¿Es este el fin de la Alemania de Merkel?

Casi dos meses después de las elecciones generales en Alemania, las conversaciones entre partidos apuntaron a formar una coalición trilateral entre los demócratas cristianos de Angela Merkel, el Partido Democrático Liberal y el partido ecologista. Los demócratas liberales dijeron que era imposible llegar a un compromiso en términos de refugiados y cuestiones ambientales. Tres escenarios pueden suceder [...]
Tres escenarios pueden ocurrir en Alemania ahora.
El primero, Merkel podría intentar formar una coalición con los socialdemócratas de la oposición, la opción que fue excluida en septiembre de este partido.
El segundo, el Canciller podría formar un gobierno minoritario, aparentemente con sólo otro partido. Esta sería la primera vez que Alemania después de la guerra tendría un gobierno minoritario.
En tercer lugar, podrían convocarse nuevas elecciones.
Según The Guardian, este es un momento importante para Alemania, ya que cada uno de estos escenarios produce una considerable incertidumbre política en la mayor economía del continente. Los cambios se sentirán no sólo en Alemania. Es cierto que el enfoque de la Unión Europea a muchos temas cambiará. La Unión podría reconstruir proyectos para la eurozona, la seguridad, la crisis de los refugiados, las supuestas intervenciones de Vladimir Putin, las relaciones con Turquía, la crisis en Polonia y Hungría y el asunto Brex. Todos estos requieren atención, que la Alemania de Merkel influyó constantemente.
Más que nada, la crisis política en Alemania marca el declive de la influencia interna de Angela Merkel, después de 12 años en el poder. Esta disminución se ve influenciada por varios factores, de los cuales el más importante es la crisis de los refugiados en 2015, que impactó su liderazgo. Lapsy.al escribe que Merkel surgió más débil que nunca en las elecciones del 24 de septiembre, con el 33% del voto. Aunque su CDU dejó atrás a otros partidos, los votantes alemanes dieron las seis primeras sillas de partido en Bundestag. Los votantes conservadores influenciaron la posición del partido de extrema derecha, AFD. 13% de los votos que los extremistas de derecha ganaron les garantizó 94 escaños en Bundestag.

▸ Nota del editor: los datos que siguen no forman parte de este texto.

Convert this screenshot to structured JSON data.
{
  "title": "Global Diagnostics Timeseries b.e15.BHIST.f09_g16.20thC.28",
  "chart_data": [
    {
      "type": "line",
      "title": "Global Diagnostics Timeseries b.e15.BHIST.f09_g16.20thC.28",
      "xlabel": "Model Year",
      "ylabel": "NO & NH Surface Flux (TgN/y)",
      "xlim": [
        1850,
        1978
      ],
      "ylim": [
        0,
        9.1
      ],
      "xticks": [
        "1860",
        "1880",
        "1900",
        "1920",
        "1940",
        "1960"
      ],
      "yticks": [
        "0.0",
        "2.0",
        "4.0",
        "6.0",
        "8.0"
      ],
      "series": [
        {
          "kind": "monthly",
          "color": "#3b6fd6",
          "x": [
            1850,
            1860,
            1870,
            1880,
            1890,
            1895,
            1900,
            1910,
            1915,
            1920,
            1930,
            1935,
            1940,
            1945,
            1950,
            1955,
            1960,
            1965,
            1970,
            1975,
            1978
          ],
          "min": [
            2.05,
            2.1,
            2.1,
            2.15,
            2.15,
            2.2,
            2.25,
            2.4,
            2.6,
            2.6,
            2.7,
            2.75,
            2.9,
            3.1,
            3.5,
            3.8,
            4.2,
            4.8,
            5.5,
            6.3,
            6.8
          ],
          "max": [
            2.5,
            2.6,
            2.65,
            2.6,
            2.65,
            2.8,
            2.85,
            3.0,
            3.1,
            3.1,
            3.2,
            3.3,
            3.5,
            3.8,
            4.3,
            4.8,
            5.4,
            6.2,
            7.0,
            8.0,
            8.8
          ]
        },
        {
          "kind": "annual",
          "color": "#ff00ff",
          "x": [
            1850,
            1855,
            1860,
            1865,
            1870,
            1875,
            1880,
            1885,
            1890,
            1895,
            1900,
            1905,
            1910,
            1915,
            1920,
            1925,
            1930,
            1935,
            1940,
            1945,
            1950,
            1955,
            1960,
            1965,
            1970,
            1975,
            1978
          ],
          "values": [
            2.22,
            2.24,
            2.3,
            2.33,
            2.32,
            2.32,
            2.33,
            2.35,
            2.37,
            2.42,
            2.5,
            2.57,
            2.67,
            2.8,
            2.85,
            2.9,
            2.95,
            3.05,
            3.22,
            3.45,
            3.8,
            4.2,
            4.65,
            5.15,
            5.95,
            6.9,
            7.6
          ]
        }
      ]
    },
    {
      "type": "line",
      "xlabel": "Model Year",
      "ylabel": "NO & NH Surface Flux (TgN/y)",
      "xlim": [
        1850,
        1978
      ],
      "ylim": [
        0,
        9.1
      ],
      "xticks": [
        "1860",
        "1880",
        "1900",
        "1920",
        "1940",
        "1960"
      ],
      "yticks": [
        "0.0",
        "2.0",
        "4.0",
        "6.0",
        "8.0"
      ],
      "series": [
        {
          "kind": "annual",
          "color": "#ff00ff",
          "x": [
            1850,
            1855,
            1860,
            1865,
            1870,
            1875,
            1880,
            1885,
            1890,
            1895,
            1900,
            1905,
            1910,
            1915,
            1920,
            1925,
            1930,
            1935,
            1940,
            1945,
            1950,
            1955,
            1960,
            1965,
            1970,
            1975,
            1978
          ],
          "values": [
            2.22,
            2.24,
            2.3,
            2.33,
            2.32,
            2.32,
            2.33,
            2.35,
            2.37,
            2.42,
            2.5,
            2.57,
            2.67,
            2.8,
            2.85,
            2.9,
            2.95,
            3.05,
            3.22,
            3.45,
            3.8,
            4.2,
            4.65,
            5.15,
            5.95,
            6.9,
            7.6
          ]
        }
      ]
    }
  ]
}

Según The Guardian, las nuevas elecciones, si se celebran, también podrían marcar el fin de la larga carrera política de Angela Merkel. Hay especulaciones de que el CDU de Merkel puede buscar su reemplazo como presidente. Incluso si eso sucede, no está claro quién podría ser el nuevo presidente del CDU.
Las conversaciones interpartidistas en Alemania se hicieron más complejas por el hecho de que una coalición de tres vías no se había intentado previamente a nivel nacional. Los liberales del FDP, que habían sido los pequeños socios de Merkel de 2009 a 2013, querían asegurarse de que no se liberarían esta vez. Su presidente, Christian Lindner, dejó las conversaciones el domingo, diciendo: Es mejor no gobernar que no gobernar mal.
Mientras buscaba un socio, Merkel teóricamente tiene la oportunidad de buscar extender la gran coalición con los socialdemócratas. Pero para que este escenario sea realizado, sería necesario que los líderes del partido hicieran un giro de 180 grados de su promesa en septiembre, que el SPD permanecería en oposición. Eso ni siquiera parece posible.
La impredecible escena política alemana significa que la UE se cansará aún más de abordar sus temas clave.
En Francia, Emmanuel Macron ya no puede estar seguro de que pueda construir una fuerte planta franco-alemana con la ayuda de Angela Merkel para promover las reformas de la eurozona.
Aunque las principales partes alemanas están muy centradas en las negociaciones de Brex, la incertidumbre política en su país señalará la atracción del Reino Unido desde la eurozona.
Las políticas alemanas han sido a menudo contradictorias en Europa, pero el papel de Angela Merkel en encontrar soluciones, ya sea con Turquía, migración o incluso con sanciones contra Rusia, ha sido a menudo crucial. El fracaso de las negociaciones en Berlín podría ser el comienzo de tiempos muy difíciles para Europa, escribe Lapsy.